Brin’s Parkinson’s giving is his clear philanthropic priority and one of the only exceptions to the two founders’ otherwise all-but-silent operational style. Perhaps due to the high profile of Michael J. Fox, Brin has received frequent press coverage for his funding.

While grantmaking surged, not everything grew in 2022. Brin’s foundation lost billions of dollars in value, ending the year worth $1.7 billion less than 12 months before, and Page’s dropped by the same amount.

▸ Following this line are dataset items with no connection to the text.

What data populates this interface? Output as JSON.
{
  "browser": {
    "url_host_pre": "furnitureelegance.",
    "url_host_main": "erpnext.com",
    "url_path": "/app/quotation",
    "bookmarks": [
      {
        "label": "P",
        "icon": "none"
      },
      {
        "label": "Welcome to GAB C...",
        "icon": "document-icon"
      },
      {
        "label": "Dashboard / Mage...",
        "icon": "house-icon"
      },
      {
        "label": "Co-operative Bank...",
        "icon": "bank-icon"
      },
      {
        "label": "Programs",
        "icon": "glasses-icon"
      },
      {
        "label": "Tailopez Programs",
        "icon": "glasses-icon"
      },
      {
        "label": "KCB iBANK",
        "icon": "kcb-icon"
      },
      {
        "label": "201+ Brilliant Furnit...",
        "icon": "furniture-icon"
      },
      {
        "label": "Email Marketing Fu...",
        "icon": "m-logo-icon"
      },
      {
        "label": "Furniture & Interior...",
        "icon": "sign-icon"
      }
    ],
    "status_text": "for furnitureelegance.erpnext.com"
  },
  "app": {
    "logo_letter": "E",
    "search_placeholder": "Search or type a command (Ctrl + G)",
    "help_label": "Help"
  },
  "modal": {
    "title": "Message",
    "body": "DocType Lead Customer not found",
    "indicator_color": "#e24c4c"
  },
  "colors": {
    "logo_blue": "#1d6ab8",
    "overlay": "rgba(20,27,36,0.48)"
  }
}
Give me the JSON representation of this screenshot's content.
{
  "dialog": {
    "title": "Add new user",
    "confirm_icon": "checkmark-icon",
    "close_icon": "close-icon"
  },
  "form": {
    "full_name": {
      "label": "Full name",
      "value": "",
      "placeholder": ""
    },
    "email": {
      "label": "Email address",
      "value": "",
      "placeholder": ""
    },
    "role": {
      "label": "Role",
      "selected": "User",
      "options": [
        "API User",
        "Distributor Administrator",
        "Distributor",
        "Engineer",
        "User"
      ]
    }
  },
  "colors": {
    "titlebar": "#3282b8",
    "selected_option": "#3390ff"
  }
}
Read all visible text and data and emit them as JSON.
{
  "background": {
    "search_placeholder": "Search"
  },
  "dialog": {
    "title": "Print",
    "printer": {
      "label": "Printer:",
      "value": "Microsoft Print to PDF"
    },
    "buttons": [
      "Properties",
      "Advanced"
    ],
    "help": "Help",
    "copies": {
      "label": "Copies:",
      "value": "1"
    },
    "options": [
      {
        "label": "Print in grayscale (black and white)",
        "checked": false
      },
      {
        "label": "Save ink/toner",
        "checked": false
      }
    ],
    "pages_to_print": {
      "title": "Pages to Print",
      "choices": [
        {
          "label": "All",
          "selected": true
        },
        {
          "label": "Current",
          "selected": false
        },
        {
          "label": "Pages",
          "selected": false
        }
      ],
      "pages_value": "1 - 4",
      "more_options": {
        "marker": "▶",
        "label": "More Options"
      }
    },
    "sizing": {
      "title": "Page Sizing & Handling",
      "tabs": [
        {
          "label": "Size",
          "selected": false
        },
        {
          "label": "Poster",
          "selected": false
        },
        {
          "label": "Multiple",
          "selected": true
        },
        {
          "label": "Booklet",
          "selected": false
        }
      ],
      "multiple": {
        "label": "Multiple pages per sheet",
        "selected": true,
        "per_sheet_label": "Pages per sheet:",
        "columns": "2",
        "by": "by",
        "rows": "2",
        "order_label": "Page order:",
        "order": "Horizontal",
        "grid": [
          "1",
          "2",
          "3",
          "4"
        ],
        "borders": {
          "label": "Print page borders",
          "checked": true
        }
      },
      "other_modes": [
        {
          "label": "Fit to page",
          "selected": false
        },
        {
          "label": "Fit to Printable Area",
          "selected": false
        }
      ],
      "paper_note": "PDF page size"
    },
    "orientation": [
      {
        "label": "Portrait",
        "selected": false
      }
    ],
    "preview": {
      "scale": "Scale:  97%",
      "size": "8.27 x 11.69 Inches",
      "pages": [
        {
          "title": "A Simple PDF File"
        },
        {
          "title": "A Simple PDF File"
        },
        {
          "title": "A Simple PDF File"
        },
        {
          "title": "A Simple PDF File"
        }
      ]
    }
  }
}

The “main culprit” was Alphabet’s stock price, said John Seitz, CEO and founder of FoundationIQ. Both have donated a large quantity of their shares to the foundation, with Alphabet’s price skyrocketing in 2021, only to settle over the next 12 months.

But those fluctuations may prove to be much ado about nothing. The shares are now once again nearing their 2021 high, so the endowments should climb back to prior levels. On the other hand, the two founders’ low-key approaches to philanthropy have not wavered. Will the two do anything this year to lose their IP-awarded title as the Least Google-able Megadonors? We’ll see.